Aquella noche muchos vecinos vieron lo que pasó, porque era un horario con mucho movimiento de gente que volvía de trabajar, y por eso después todos salieron a pedir justicia durante tantos años. Pero ni siquiera tanta lucha sirvió para generar un cambio. Veo que aún hoy se sigue implementando el mismo régimen que hubo durante el proceso militar, porque no saben acomodarse a la democracia. Piensan que pueden hacer lo que quieran, que si un pibe tiene una gorrita pueden pegarle un tiro y dejarlo ahí tirado. Es importante que se recuerden estos casos, pero es triste que sigan ocurriendo.

 

A medida que fui creciendo me di cuenta que había miles de casos de gatillo fácil como el de Oscar, Agustín Olivera y Roberto Argañaraz.

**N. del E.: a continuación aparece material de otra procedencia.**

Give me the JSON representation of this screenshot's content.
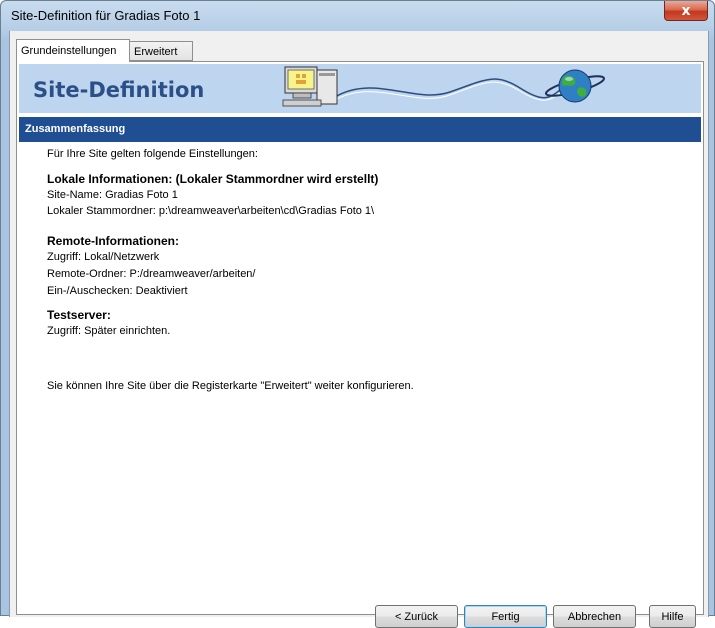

Es que aunque salgan a la luz, se lleven a juicio y lo levanten los medios, pasa un tiempo en el que se olvidan de todo y se vuelve a repetir, como ha pasado más de 4.000 veces desde el fin de la dictadura.

 

Es necesario que esto se termine ya, para que no sigan destruyendo familias, como lo hicieron con la mía.